Above: Old Main Building, South College Street, Auburn, Alabama
In recently researching Southern Architecture, I came across the this nugget of information from Kenneth Severens in Southern Architecture: 350 Years of Distinctive American Buildings. As of the writing of the publication in 1982, of the ten colleges designated in the National Historic Landmarks, seven were in the South. Severens goes on to state that no section of the county has been more influential than the South in campus planning. An interesting hypothesis indeed and one which is testable.
Below is a map of all of the buildings on university, college, and institute buildings listed on the National Register of Historic Places.

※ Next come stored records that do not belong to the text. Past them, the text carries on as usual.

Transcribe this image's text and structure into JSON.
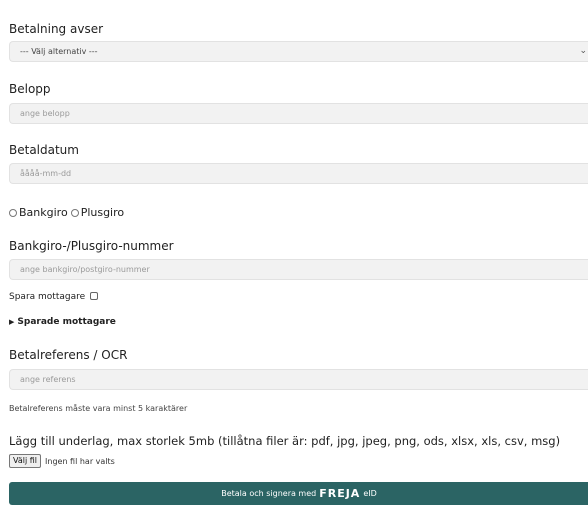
{
  "payment_for": {
    "label": "Betalning avser",
    "selected": "--- Välj alternativ ---"
  },
  "amount": {
    "label": "Belopp",
    "placeholder": "ange belopp"
  },
  "pay_date": {
    "label": "Betaldatum",
    "placeholder": "åååå-mm-dd"
  },
  "account_type": {
    "options": [
      "Bankgiro",
      "Plusgiro"
    ]
  },
  "account_number": {
    "label": "Bankgiro-/Plusgiro-nummer",
    "placeholder": "ange bankgiro/postgiro-nummer"
  },
  "save_recipient": {
    "label": "Spara mottagare",
    "checked": false
  },
  "saved_recipients": {
    "label": "Sparade mottagare"
  },
  "reference": {
    "label": "Betalreferens / OCR",
    "placeholder": "ange referens",
    "hint": "Betalreferens måste vara minst 5 karaktärer"
  },
  "upload": {
    "label": "Lägg till underlag, max storlek 5mb (tillåtna filer är: pdf, jpg, jpeg, png, ods, xlsx, xls, csv, msg)",
    "button": "Välj fil",
    "status": "Ingen fil har valts"
  },
  "submit": {
    "prefix": "Betala och signera med",
    "brand": "FREJA",
    "suffix": "eID",
    "color": "#2b6464"
  }
}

Clearly there does seem to be some concentration in South and particularly the Southeast. However, the number does not look much greater than that of Central Valley or New England. Generating the boxplot below yields a clearer picture.
This yields a much clearer indication that Severens’ idea has merit. A test of this however yields that the pattern for the South is just barely insignificant (p=0.06). While the number per state for the West is significantly lower than the other sections (p=0.004). The South is brought down by three slacker states–West Virginia, Florida, and Mississippi. That record holder for the Midwest? Ohio with 42.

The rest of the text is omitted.